Installation of GSAC is much easier, faster, and simpler than trying to write code to create the web services already available in GSAC. With GSAC a geodesy or geophysics data center can quickly offer a set of modern web services for remote users to query the data center about sites and instruments, and download data files. And GSAC services are consistent with, and interoperable with, other GSAC repositories.

GSAC is built by compiling Java code, which works on current and recent computers. This approach is needed since GSAC is adapted to work with your local database. A "shrink-wrapped" installer package can't do that.

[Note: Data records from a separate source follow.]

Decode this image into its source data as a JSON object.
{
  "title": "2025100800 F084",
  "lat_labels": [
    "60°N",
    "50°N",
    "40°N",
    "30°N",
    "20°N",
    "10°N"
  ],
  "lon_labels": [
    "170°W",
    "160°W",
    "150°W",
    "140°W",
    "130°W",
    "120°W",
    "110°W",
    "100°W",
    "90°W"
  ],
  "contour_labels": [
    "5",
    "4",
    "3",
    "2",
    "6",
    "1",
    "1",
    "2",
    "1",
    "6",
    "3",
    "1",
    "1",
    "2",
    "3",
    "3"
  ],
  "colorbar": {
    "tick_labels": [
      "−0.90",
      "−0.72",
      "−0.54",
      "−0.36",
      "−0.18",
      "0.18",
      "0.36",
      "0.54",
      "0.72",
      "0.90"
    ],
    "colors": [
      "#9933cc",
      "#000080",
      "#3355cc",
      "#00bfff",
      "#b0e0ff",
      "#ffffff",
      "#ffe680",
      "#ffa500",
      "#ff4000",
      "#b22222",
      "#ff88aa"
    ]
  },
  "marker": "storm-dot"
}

The disk space used by the GSAC package and a typical working local GSAC is 555 MB. The GSAC Tomcat "war" file to enable GSAC on your Tomcat web applicaiton container is 8 MB. A database to support GSAC, using the prototype schema, is about 10 MB when it includes information about 40,000 data files. GSAC does not copy, duplicate, or store any geodesy data files or metadata. GSAC reads from an existing database. GSAC is not a content management system, or software to run a data repository. GSAC is web services.

Federated GSACs

Two or more GSAC repositories may choose to collaborate to offer a single "federated" GSAC repository which, while maintaining the independence of each individual GSAC repository, allows for merged or joint searches of all the collaborating GSACs at once.

A "federated GSAC" is an independent GSAC and is a new separate GSAC installation. Unlike a basic data repository GSAC, it does not use a local database with information about local data resources. Rather it "knows about" two or more other data repository GSACs, and queries them for information, using their published API search capabiliities. A federated GSAC does not store any data from the collaborating individual GSAC repositories. Among several advantages, this means a federated GSAC always shows the most recent data available from the collaborating individual GSAC repositories.

Installing a federated GSAC is different from installing a data repository GSAC. See the GSAC installation README Part 1 file. A federated GSAC can run on a web server remote from servers at data repositories with databases and FTP/HTML download of data files. Or one web server can run one or more individual (data repository) GSAC repositories, and a federated GSAC, at the same time with no internal connections between them.